Rather than asking Canadians whether or not they thought abortion should be legal and that deciding on whether or not to have a child should be a woman’s decision, the Harris Decima Manipulators asked whether people thought abortion was “immoral.” Thus the poll claimed 75 per cent of respondents feel abortion is “morally wrong.” Rather than ask the question about its legality directly they asked respondents if they though the government should “regulate behaviour.” Only 21 per cent of the new centrists said yes.
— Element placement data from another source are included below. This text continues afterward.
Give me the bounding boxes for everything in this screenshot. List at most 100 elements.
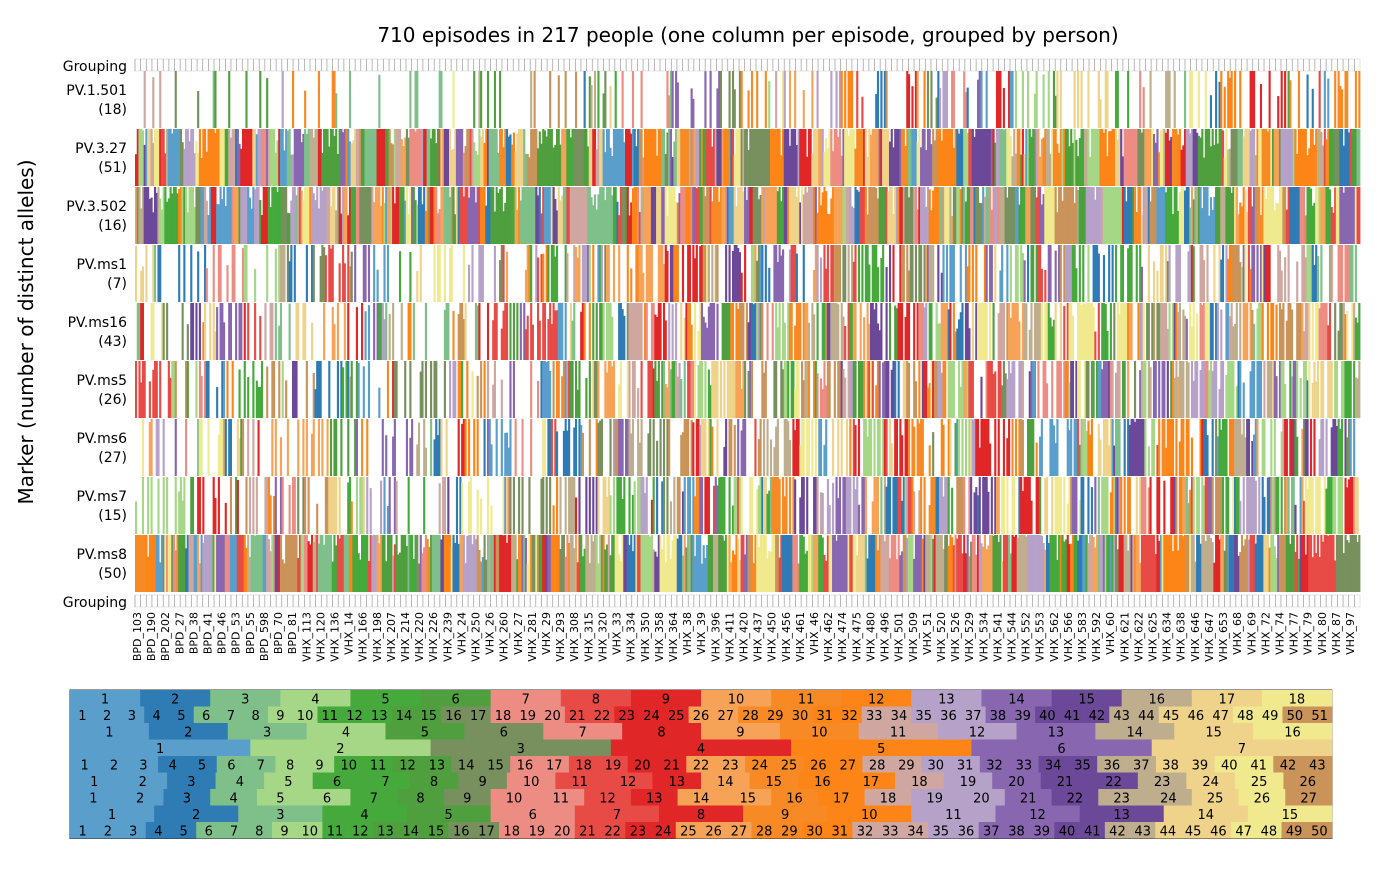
episode-cell <box>566 253 568 302</box>
episode-cell <box>898 361 900 418</box>
episode-cell <box>273 361 275 418</box>
episode-cell <box>484 361 486 418</box>
episode-cell <box>642 273 644 302</box>
episode-cell <box>590 85 592 128</box>
episode-cell <box>458 419 460 476</box>
episode-cell <box>553 505 555 534</box>
episode-cell <box>789 440 791 476</box>
episode-cell <box>1156 271 1158 302</box>
episode-cell <box>373 303 375 360</box>
episode-cell <box>891 443 893 476</box>
episode-cell <box>1106 71 1108 128</box>
episode-cell <box>1046 477 1048 534</box>
episode-cell <box>744 361 746 418</box>
x-tick-label: VHX_501 <box>893 612 906 662</box>
episode-cell <box>948 477 950 534</box>
x-tick-label: VHX_120 <box>314 612 327 662</box>
episode-cell <box>622 419 624 476</box>
episode-cell <box>306 419 308 476</box>
episode-cell <box>701 361 703 418</box>
episode-cell <box>461 483 463 534</box>
episode-cell <box>1341 477 1343 534</box>
episode-cell <box>684 477 686 534</box>
episode-cell <box>1196 361 1198 418</box>
episode-cell <box>1291 310 1293 360</box>
episode-cell <box>597 71 599 128</box>
episode-cell <box>351 501 353 534</box>
legend-swatch-label: 2 <box>171 693 179 708</box>
episode-cell <box>877 267 879 302</box>
episode-cell <box>1056 419 1058 476</box>
episode-cell <box>803 90 805 128</box>
episode-cell <box>585 477 587 534</box>
x-tick-label: VHX_77 <box>1288 612 1301 655</box>
episode-cell <box>901 303 903 360</box>
episode-cell <box>413 303 415 360</box>
episode-cell <box>1186 319 1188 360</box>
episode-cell <box>729 71 731 128</box>
episode-cell <box>908 363 910 418</box>
episode-cell <box>930 303 932 360</box>
episode-cell <box>361 303 363 360</box>
episode-cell <box>275 249 277 302</box>
episode-cell <box>744 245 746 302</box>
episode-cell <box>908 74 910 128</box>
episode-cell <box>366 477 368 534</box>
episode-cell <box>1150 71 1152 128</box>
episode-cell <box>313 245 315 302</box>
episode-cell <box>1001 245 1003 302</box>
episode-cell <box>1144 477 1146 534</box>
episode-cell <box>1198 477 1200 534</box>
episode-cell <box>993 303 995 360</box>
episode-cell <box>363 366 365 418</box>
episode-cell <box>1213 245 1215 302</box>
episode-cell <box>870 419 872 476</box>
episode-cell <box>682 245 684 302</box>
episode-cell <box>1263 497 1265 534</box>
episode-cell <box>1263 361 1265 418</box>
x-tick-label: VHX_166 <box>357 612 370 662</box>
episode-cell <box>465 419 467 476</box>
x-tick-label: VHX_51 <box>921 612 934 655</box>
episode-cell <box>615 71 617 128</box>
episode-cell <box>872 361 874 418</box>
episode-cell <box>680 303 682 360</box>
episode-cell <box>998 419 1000 476</box>
episode-cell <box>197 91 199 128</box>
episode-cell <box>1336 361 1338 418</box>
episode-cell <box>1163 481 1165 534</box>
episode-cell <box>1103 255 1105 302</box>
x-tick-label: VHX_80 <box>1316 612 1329 655</box>
x-tick-label: VHX_562 <box>1048 612 1061 662</box>
episode-cell <box>154 245 156 302</box>
episode-cell <box>425 303 427 360</box>
episode-cell <box>613 245 615 302</box>
episode-cell <box>1079 245 1081 302</box>
episode-cell <box>501 419 503 476</box>
episode-cell <box>561 303 563 360</box>
marker-allele-count: (18) <box>98 102 127 118</box>
episode-cell <box>1312 303 1314 360</box>
x-tick-label: BPD_27 <box>173 612 186 654</box>
episode-cell <box>220 245 222 302</box>
episode-cell <box>471 371 473 418</box>
legend-swatch-label: 7 <box>522 693 530 708</box>
episode-cell <box>634 481 636 534</box>
episode-cell <box>696 245 698 302</box>
episode-cell <box>539 321 541 360</box>
episode-cell <box>942 425 944 476</box>
episode-cell <box>283 245 285 302</box>
episode-cell <box>190 245 192 302</box>
episode-cell <box>589 245 591 302</box>
episode-cell <box>568 419 570 476</box>
episode-cell <box>623 477 625 534</box>
episode-cell <box>335 419 337 476</box>
episode-cell <box>347 419 349 476</box>
episode-cell <box>290 245 292 302</box>
episode-cell <box>829 361 831 418</box>
episode-cell <box>589 361 591 418</box>
episode-cell <box>385 435 387 476</box>
episode-cell <box>487 303 489 360</box>
episode-cell <box>163 303 165 360</box>
episode-cell <box>1136 245 1138 302</box>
The poll also tried to portray Canadians’ views about the role of government had changed radically. Carleton University’s Professor André Turcotte (who partnered with Gregg) said “Canadians also appear to be losing confidence in government ability’s to use social engineering to fix economic inequality in Canada.” Canadians, said Turcotte, “…still believe we are our brothers’ keeper but unlike a couple of decades ago, they don’t think government can or should be the ones to reduce income inequality.”
These conclusions fly in the face of other surveys — ones that are much more probing and genuinely aimed at funding out what Canadians think — not political hit jobs, paid for by Manning and his corporate backers.
Ekos research, for example, has been doing values polling for many years — including surveys of ordinary Canadians and separate ones of the political end economic elite. Those surveys consistently show that while the elite values things like “competitiveness” and “minimal government” very highly, the rest of us put them at the bottom. Equality, social justice and full employment all ranked high for the unwashed, and rock bottom for those who rule.
In fact, it seems Ekos’s President Frank Graves, one of the most respected pollsters in the country, was not impressed with the Harris-Decima results delivered to the Manning Centre. To see if he could replicate the allegedly anti-abortion results of that polling, Graves did a survey in March whose results were released April 1st — just two weeks after Gregg’s. The results showed that 52 per cent of Canadians describe themselves as “pro-choice;” 27 per cent were “pro-life;” 10 per cent said “neither” and 11 per cent chose “do not know or no response.”
These are exactly the same numbers, said Graves, found in a poll with the identical questions asked 10 years ago. So much for the massive shift to the right. Ekos is going to continue to probe the conclusions of the Manning Centre survey. Said Graves:
“Since the publication of the Manning Centre study, Ekos has been updating a variety of indicators germane to the question of whether Canadian attitudes are indeed “blueing” — or becoming more conservative. We are not yet in a position to consolidate our research, but the early evidence suggests that on issues of social behaviour, the trend seems to be, if anything, in the opposite direction. We will be submitting a more complete analysis in coming weeks but when measured over time, we have found that on indicators such as same-sex marriage, the decriminalization of marijuana, and capital punishment, Canadians’ are becoming less conservative, not more.”
The results will be out in the next few weeks. Bravo Ekos.